Ils ont entre 30 et 50 ans. Certains sont autodidactes mais la plupart d’entre eux ont suivi une formation académique, au Maroc ou à l’étranger. Nabil El Makhloufi est entré, par exemple, à l’Académie des arts visuels de Leipzig. Après un passage par l’INBA de Tétouan, Yassine Chouati a intégré l’École des Beaux-Arts de Séville. Beaucoup vivent d’ailleurs à l’étranger, en Espagne, en Allemagne ou aux États-Unis. Tous ont en commun d’appartenir à la génération X ou Y, dont Omar Mahfoudi dit qu’elle a été « baignée par la fréquentation des mangas, des comics et des dessins animés ». Les références à la culture populaire abondent, notamment chez Anuar Khalifi dont la première exposition était organisée en 2011 par la librairie-galerie des Insolites à Tanger. Composée d’une centaine de cadres agencés pour former les mots « fast food », qui donnaient son nom à cette « exposition-performance », l’installation révélait ces personnages devenus aujourd’hui familiers du peintre : une jeune fille déguisée en chat, une playmate, des adolescents dont la galeriste précise qu’ils sont souvent « en révolte contre la société ». « Un artiste comme Anuar Khalifi maîtrise parfaitement la technique du portrait ou de la mise en scène, remarque Stéphanie Gaou, la fondatrice des Insolites. Il en instrumentalise les effets pour rendre une peinture au second degré très marqué. Mais il ne faut pas se méprendre, Khalifi pointe du doigt les errances du XXIe siècle : notre bêtise, nos limites intellectuelles, nos fascinations pour des héros de pacotille ».

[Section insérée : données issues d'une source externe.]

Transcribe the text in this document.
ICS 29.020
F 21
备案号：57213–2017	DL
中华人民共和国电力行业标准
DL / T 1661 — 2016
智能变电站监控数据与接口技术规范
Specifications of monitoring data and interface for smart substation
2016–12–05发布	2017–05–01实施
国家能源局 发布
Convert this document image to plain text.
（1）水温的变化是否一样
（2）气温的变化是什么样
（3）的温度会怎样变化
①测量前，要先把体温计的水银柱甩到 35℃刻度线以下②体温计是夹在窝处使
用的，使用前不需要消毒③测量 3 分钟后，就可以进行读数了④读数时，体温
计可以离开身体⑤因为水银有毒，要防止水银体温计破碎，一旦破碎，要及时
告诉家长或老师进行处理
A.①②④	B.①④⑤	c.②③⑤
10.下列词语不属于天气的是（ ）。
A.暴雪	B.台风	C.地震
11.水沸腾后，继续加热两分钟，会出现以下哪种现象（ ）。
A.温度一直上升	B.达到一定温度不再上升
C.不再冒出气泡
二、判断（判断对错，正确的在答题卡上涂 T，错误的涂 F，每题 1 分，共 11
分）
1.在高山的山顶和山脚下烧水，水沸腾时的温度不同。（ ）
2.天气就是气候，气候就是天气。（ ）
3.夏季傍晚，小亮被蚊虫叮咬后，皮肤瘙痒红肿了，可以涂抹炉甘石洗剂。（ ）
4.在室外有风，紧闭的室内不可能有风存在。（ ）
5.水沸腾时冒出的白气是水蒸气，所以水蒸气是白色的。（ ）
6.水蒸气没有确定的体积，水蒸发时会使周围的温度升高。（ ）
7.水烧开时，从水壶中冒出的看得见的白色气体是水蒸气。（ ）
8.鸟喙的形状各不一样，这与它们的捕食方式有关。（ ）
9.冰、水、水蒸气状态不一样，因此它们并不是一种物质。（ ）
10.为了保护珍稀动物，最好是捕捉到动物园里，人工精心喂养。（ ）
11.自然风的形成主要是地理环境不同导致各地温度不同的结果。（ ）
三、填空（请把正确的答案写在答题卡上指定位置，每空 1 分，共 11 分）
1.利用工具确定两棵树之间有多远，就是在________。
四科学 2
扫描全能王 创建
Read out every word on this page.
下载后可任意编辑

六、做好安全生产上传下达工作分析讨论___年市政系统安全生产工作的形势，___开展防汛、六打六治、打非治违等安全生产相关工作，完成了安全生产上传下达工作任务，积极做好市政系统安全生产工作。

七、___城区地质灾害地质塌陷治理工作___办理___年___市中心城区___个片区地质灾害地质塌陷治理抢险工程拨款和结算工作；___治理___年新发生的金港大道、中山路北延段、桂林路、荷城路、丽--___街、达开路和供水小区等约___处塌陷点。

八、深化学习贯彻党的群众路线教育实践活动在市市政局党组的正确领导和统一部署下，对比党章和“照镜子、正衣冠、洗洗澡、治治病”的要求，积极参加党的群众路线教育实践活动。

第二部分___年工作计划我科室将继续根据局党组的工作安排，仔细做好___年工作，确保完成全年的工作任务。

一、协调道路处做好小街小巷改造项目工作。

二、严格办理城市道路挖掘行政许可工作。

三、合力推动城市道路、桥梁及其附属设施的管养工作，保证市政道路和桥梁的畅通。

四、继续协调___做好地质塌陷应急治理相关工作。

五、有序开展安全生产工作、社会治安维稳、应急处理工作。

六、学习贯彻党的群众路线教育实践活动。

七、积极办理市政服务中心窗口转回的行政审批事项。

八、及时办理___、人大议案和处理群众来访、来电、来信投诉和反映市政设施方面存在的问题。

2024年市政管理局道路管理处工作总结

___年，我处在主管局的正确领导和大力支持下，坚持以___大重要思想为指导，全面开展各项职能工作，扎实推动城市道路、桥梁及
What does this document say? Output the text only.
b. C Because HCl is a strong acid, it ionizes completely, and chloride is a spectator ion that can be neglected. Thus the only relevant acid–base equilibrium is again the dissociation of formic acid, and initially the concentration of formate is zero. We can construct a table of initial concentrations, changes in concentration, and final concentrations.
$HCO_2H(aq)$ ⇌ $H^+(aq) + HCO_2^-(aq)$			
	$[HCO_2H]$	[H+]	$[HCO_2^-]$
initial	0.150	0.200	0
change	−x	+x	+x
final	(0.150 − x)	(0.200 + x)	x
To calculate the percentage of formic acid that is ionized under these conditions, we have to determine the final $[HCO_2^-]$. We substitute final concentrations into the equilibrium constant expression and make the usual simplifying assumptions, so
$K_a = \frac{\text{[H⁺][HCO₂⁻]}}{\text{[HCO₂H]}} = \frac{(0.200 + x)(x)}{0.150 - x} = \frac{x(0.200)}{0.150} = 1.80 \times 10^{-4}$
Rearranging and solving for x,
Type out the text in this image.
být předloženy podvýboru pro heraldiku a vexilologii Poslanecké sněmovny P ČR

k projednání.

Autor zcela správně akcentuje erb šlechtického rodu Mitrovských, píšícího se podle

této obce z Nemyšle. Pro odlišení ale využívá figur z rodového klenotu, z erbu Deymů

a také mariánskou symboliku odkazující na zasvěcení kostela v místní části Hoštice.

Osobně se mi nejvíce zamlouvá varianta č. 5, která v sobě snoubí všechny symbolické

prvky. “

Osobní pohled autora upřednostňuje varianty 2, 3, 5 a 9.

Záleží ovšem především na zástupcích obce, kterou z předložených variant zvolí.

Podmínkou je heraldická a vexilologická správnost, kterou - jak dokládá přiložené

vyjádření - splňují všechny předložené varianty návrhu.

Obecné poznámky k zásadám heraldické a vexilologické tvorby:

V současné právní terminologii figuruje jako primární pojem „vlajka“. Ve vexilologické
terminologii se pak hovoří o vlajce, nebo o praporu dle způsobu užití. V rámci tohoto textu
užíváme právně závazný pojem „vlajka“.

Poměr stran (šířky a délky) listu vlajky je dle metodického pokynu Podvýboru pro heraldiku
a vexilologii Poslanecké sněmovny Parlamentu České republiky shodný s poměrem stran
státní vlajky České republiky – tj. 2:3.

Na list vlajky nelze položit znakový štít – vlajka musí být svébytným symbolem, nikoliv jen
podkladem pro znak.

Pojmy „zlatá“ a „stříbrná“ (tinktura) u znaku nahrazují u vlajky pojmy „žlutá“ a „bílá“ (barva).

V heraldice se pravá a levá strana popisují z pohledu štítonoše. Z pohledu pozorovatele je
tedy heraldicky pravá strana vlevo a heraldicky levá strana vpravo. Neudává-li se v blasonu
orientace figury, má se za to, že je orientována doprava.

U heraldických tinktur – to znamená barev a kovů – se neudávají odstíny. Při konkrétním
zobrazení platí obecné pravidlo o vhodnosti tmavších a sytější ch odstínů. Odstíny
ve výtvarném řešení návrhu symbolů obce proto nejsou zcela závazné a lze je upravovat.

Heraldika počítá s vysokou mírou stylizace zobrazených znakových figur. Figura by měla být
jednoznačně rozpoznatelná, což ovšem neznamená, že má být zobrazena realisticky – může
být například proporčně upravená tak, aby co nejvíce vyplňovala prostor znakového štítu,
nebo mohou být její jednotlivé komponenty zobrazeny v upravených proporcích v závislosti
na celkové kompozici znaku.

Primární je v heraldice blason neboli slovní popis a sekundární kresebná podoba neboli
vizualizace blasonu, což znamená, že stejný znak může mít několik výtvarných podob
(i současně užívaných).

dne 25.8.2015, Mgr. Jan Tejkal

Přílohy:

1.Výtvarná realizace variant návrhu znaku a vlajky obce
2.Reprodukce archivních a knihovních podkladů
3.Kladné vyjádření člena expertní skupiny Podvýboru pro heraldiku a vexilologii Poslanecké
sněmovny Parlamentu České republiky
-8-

Omar Mahfoudi, Les égarés, 2019, acrylique sur toile, 100x100cm. crédit : Montresso

Même distance ironique chez Mohamed Saïd Chair qui, dans sa série Into the Box, détourne les figures de super-héros, avachis ici, obèses là, tous affublés d’une boîte sur la tête. L’artiste crée un décalage caustique appuyé par l’hyperréalisme du rendu de ses œuvres minutieusement peintes aujourd’hui sur carton. Grand amateur des éditions Marvel ou de Norman Rockwell, peintre de la classe moyenne américaine, Saïd Chair revendique cette appartenance à un monde global : « J’essaie de ne pas m’identifier à un espace géographique. Mon objectif est que mon travail n’ait pas de territorialité ». Une peinture qui profite paradoxalement de l’engouement des maisons de ventes internationales pour la peinture contemporaine africaine.

Anuar Khalifi, Dusty rider II, 2017, acrylique sur papier, 70x50cm. Courtesy de l'artiste et Galerie Shart.

La figuration comme une évidence

Contrairement aux idées reçues, cette nouvelle génération de peintres n’ignore pas les travaux de leurs aînés. Affranchis du legs de la génération de l’école de Casablanca ? « Les préoccupations ne sont plus les mêmes. Les deux générations, moderne et contemporaine, ne vivent pas le même Maroc », reconnaît le galeriste Hassan Sefrioui (Shart). Au lendemain de l’Indépendance, les artistes entreprennent de « décoloniser les esprits » et les arts plastiques en rompant avec le folklorisme incarné par la tradition orientaliste européenne et la peinture locale dite naïve. L’avant-garde redécouvre les arts traditionnels et fait « migrer le signe de son support traditionnel vers un support moderne », pour reprendre les mots du critique d’art Moulim El Aroussi. Soixante ans plus tard, la circulation des idées à l’échelle mondiale et la mobilité accrue de la communauté artistique, qui se rencontre désormais à Venise, Dakar ou São Paulo, créent de nouveaux imaginaires, de nouvelles collaborations et des narrations peuplées de références à la culture de masse.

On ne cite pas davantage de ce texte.